Lagunitas' 'Censored' Copper Ale. Photo via Flickr/Michael Kappel.
Magee said he has no ill will towards the government for nixing his branding.
“When they rejected Kronik, we did push a little,” he said. “I told them ‘Let me just ask you guys a question: What do you think Bud means? What about High Life?’”
“It is what it is,” Magee said. “The world is a place of enormous irony.”
Steve Lopas, the co-owner of Concord, Calif.-based Ale Industries, similarly named one of his brewery’s offerings “Orange Shush” to commemorate censorship by the feds. The original label of the ale was “Orange Kush,” which is also the name of a high-potency strain of cannabis.
Top: The label for Ale Industries' 'Orange Shush' Wheat Beer. Bottom: A handful of orange kush. Photo via Flickr/Katherine Hitt.
“They basically approved us making fun of them,” Lopas said, noting he tried to fight to keep the original beer name when it was rejected but did not have the resources to contemplate a protracted battle with the government.
One brewer who did choose to fight was Vaunne Dillman, co-owner of Mt. Shasta Brewing Co. in Weed, Calif.
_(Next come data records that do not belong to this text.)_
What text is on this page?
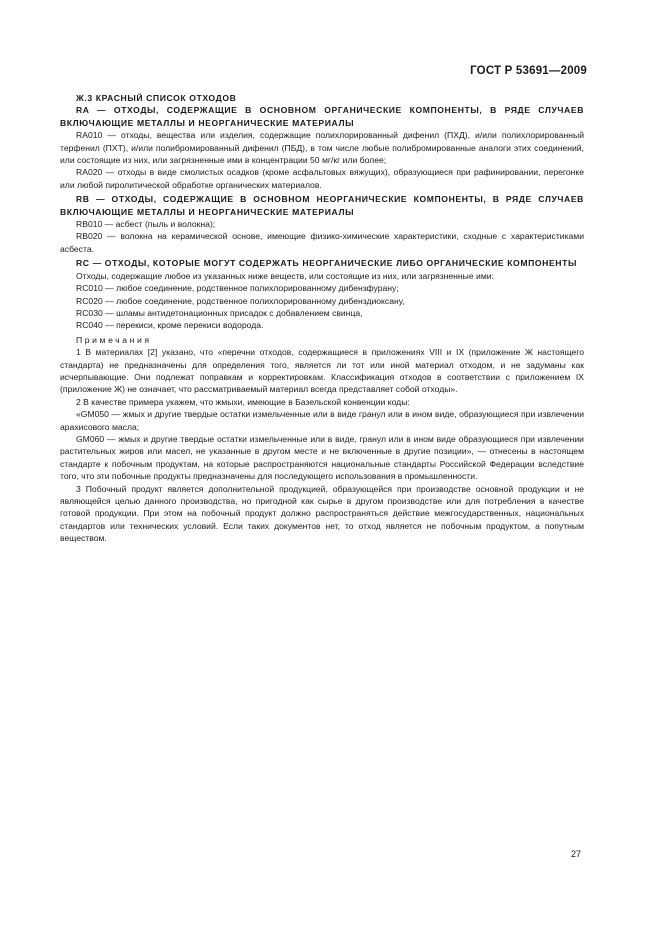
ГОСТ Р 53691—2009

Ж.3 КРАСНЫЙ СПИСОК ОТХОДОВ

RA — ОТХОДЫ, СОДЕРЖАЩИЕ В ОСНОВНОМ ОРГАНИЧЕСКИЕ КОМПОНЕНТЫ, В РЯДЕ СЛУЧАЕВ ВКЛЮЧАЮЩИЕ МЕТАЛЛЫ И НЕОРГАНИЧЕСКИЕ МАТЕРИАЛЫ

RA010 — отходы, вещества или изделия, содержащие полихлорированный дифенил (ПХД), и/или полихлорированный терфенил (ПХТ), и/или полибромированный дифенил (ПБД), в том числе любые полибромированные аналоги этих соединений, или состоящие из них, или загрязненные ими в концентрации 50 мг/кг или более;

RA020 — отходы в виде смолистых осадков (кроме асфальтовых вяжущих), образующиеся при рафинировании, перегонке или любой пиролитической обработке органических материалов.

RB — ОТХОДЫ, СОДЕРЖАЩИЕ В ОСНОВНОМ НЕОРГАНИЧЕСКИЕ КОМПОНЕНТЫ, В РЯДЕ СЛУЧАЕВ ВКЛЮЧАЮЩИЕ МЕТАЛЛЫ И НЕОРГАНИЧЕСКИЕ МАТЕРИАЛЫ

RB010 — асбест (пыль и волокна);

RB020 — волокна на керамической основе, имеющие физико-химические характеристики, сходные с характеристиками асбеста.

RC — ОТХОДЫ, КОТОРЫЕ МОГУТ СОДЕРЖАТЬ НЕОРГАНИЧЕСКИЕ ЛИБО ОРГАНИЧЕСКИЕ КОМПОНЕНТЫ

Отходы, содержащие любое из указанных ниже веществ, или состоящие из них, или загрязненные ими:

RC010 — любое соединение, родственное полихлорированному дибензфурану;

RC020 — любое соединение, родственное полихлорированному дибенздиоксану,

RC030 — шламы антидетонационных присадок с добавлением свинца,

RC040 — перекиси, кроме перекиси водорода.

Примечания

1 В материалах [2] указано, что «перечни отходов, содержащиеся в приложениях VIII и IX (приложение Ж настоящего стандарта) не предназначены для определения того, является ли тот или иной материал отходом, и не задуманы как исчерпывающие. Они подлежат поправкам и корректировкам. Классификация отходов в соответствии с приложением IX (приложение Ж) не означает, что рассматриваемый материал всегда представляет собой отходы».

2 В качестве примера укажем, что жмыхи, имеющие в Базельской конвенции коды:

«GM050 — жмых и другие твердые остатки измельченные или в виде гранул или в ином виде, образующиеся при извлечении арахисового масла;

GM060 — жмых и другие твердые остатки измельченные или в виде, гранул или в ином виде образующиеся при извлечении растительных жиров или масел, не указанные в другом месте и не включенные в другие позиции», — отнесены в настоящем стандарте к побочным продуктам, на которые распространяются национальные стандарты Российской Федерации вследствие того, что эти побочные продукты предназначены для последующего использования в промышленности.

3 Побочный продукт является дополнительной продукцией, образующейся при производстве основной продукции и не являющейся целью данного производства, но пригодной как сырье в другом производстве или для потребления в качестве готовой продукции. При этом на побочный продукт должно распространяться действие межгосударственных, национальных стандартов или технических условий. Если таких документов нет, то отход является не побочным продуктом, а попутным веществом.

27
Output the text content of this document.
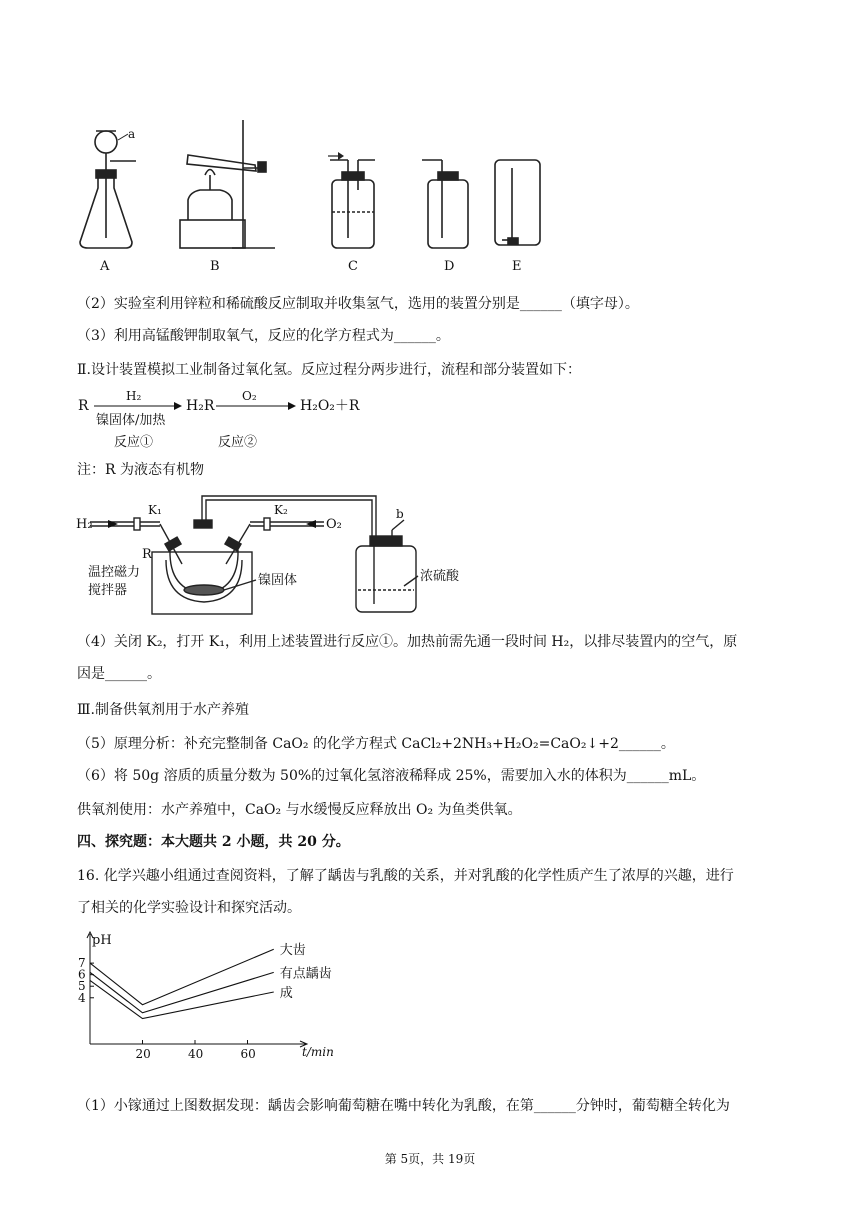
a
A	B	C	D	E
（2）实验室利用锌粒和稀硫酸反应制取并收集氢气，选用的装置分别是______（填字母）。
（3）利用高锰酸钾制取氧气，反应的化学方程式为______。
Ⅱ.设计装置模拟工业制备过氧化氢。反应过程分两步进行，流程和部分装置如下：
R
H₂
镍固体/加热
H₂R
O₂
H₂O₂＋R
反应①	反应②
注：R 为液态有机物
H₂
K₁	K₂
O₂
b
R
温控磁力
搅拌器
镍固体	浓硫酸
（4）关闭 K₂，打开 K₁，利用上述装置进行反应①。加热前需先通一段时间 H₂，以排尽装置内的空气，原
因是______。
Ⅲ.制备供氧剂用于水产养殖
（5）原理分析：补充完整制备 CaO₂ 的化学方程式 CaCl₂+2NH₃+H₂O₂=CaO₂↓+2______。
（6）将 50g 溶质的质量分数为 50%的过氧化氢溶液稀释成 25%，需要加入水的体积为______mL。
供氧剂使用：水产养殖中，CaO₂ 与水缓慢反应释放出 O₂ 为鱼类供氧。
四、探究题：本大题共 2 小题，共 20 分。
16. 化学兴趣小组通过查阅资料，了解了龋齿与乳酸的关系，并对乳酸的化学性质产生了浓厚的兴趣，进行
了相关的化学实验设计和探究活动。
20	40	60
4
5
6
7
大齿
有点龋齿
成
pH
t/min
（1）小镓通过上图数据发现：龋齿会影响葡萄糖在嘴中转化为乳酸，在第______分钟时，葡萄糖全转化为
第 5页，共 19页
In 2008, the feds told Dillman he could not market his brewery’s “Weed Golden Ale” with bottle caps that read “Try LEGAL Weed.” With the aid of the American Civil Liberties Union, Dillman argued the word “weed” in his branding references the town where the beer is made, itself named after 19th century California lawmaker Abner Weed.
The government caved in after the case received international media attention, Dillman told HuffPost.
“You’ve heard of ‘You can’t fight City Hall?’ You’ve heard of ‘I fought the law and the law won?’” Dillman said. “Well, I fought the federal government on the Weed issue. Weed fought the law and Weed won.”
Two varieties of beer produced by Mt. Shasta tip subtle nods towards cannabis. The brewery's owner says the word is referencing the brewery's location. Photo via Flickr/Rudi Riet.
Adam Wolf, a San Francisco, Calif., civil rights lawyer now in private practice, was one of the ACLU attorneys who fought on behalf of Dillman. Wolf said he wishes more breweries would act like Mt. Shasta did. “The history of our civil liberties is the history of people standing up to the government,” Wolf said.
However, Trevor Burrus, a research fellow at the libertarian CATO Institute and an expert in constitutional commercial speech law, said it was unlikely beer brewers would succeed by suing the government.
Government agents are given “discretion and deference” by the courts to pursue policies they claim to be part of their mission. The broad discretion is worrying, Burrus said, as it opens the door to a ban on any expression the government finds unsavory.
“What if someone produced an ‘NSA Is Spying On You’ beer and then, suddenly, coincidentally, they went under review by the TTB?” he said.